Bhushan diz que as próximas quatro semanas serão críticas, na medida em que os casos parecem estar se propagando mais rapidamente que da última vez. Um total de 90,2 milhões de doses já foram aplicadas na Índia até agora, incluindo 3,12 milhões na quarta-feira, segundo o site Our World in Data. O número total de casos de Covid chegou a 12,92 milhões, e o número de mortos, a 166.862.

Tope, o ministro da Saúde de Maharashtra, disse que estão começando a faltar doses de vacina em vários centros de imunização no estado e que pessoas estão sendo mandadas de volta para casa devido à escassez. A vacinação seria suspensa em vários distritos a partir desta quinta-feira (8).

Para elevar a produção mensal de vacinas para mais de 100 milhões de doses até o final de maio, o Serum Institute, maior fabricante mundial de vacinas, pediu ao governo uma ajuda de US$ 402,97 milhões (R$ 2,3 bilhões) para aumentar a capacidade de produção da vacina da AstraZeneca/Oxfrod.

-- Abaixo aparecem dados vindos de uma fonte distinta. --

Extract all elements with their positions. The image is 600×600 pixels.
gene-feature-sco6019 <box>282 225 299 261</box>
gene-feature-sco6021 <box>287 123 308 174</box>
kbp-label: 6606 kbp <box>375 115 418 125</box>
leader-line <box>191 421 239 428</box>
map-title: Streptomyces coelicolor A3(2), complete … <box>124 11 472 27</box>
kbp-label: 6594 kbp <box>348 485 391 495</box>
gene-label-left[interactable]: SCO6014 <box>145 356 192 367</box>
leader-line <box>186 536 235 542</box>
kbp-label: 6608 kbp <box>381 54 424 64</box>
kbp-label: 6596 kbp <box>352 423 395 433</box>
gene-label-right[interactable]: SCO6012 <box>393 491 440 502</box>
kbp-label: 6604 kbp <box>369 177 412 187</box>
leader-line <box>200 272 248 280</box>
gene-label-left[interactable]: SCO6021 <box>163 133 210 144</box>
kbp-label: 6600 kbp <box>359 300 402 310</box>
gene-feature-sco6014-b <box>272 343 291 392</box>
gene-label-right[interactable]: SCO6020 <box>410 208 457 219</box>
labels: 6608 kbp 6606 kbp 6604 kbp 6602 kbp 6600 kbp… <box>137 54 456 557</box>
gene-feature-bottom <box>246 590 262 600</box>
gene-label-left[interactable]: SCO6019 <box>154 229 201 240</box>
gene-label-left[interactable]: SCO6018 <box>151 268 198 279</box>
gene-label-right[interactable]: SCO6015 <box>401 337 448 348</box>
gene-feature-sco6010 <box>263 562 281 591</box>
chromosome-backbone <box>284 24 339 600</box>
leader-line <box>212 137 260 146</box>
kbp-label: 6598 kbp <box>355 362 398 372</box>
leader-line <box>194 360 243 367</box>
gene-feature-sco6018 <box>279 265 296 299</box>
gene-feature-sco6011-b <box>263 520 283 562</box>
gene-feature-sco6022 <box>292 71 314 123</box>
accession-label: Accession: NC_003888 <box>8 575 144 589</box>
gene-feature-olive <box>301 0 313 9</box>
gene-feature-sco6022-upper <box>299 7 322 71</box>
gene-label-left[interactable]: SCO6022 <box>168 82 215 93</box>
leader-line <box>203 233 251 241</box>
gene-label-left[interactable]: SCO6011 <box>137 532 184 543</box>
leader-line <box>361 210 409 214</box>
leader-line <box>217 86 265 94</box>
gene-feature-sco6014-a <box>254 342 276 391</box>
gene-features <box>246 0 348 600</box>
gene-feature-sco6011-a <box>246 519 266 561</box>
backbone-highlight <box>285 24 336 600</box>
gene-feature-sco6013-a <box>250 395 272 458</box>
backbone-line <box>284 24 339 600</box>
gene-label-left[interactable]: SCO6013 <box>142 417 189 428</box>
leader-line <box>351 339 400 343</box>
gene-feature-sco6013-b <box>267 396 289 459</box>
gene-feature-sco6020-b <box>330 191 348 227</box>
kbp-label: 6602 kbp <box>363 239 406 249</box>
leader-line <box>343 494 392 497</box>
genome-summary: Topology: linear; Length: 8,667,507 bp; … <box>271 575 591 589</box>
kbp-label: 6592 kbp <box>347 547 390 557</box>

Giridhar Babu, da Fundação de Saúde Pública da Índia, disse que as variantes do vírus estão mais contagiosas do que antes, embora não exista comprovação em termos de sequenciamento genômico. “Existe também a possibilidade de a imunidade dos que já tiveram a doença diminuir após a primeira infecção. Embora a proporção dos reinfectados seja mais baixa, há evidências de que os anticorpos se enfraquecem, especialmente se a primeira infecção foi assintomática.”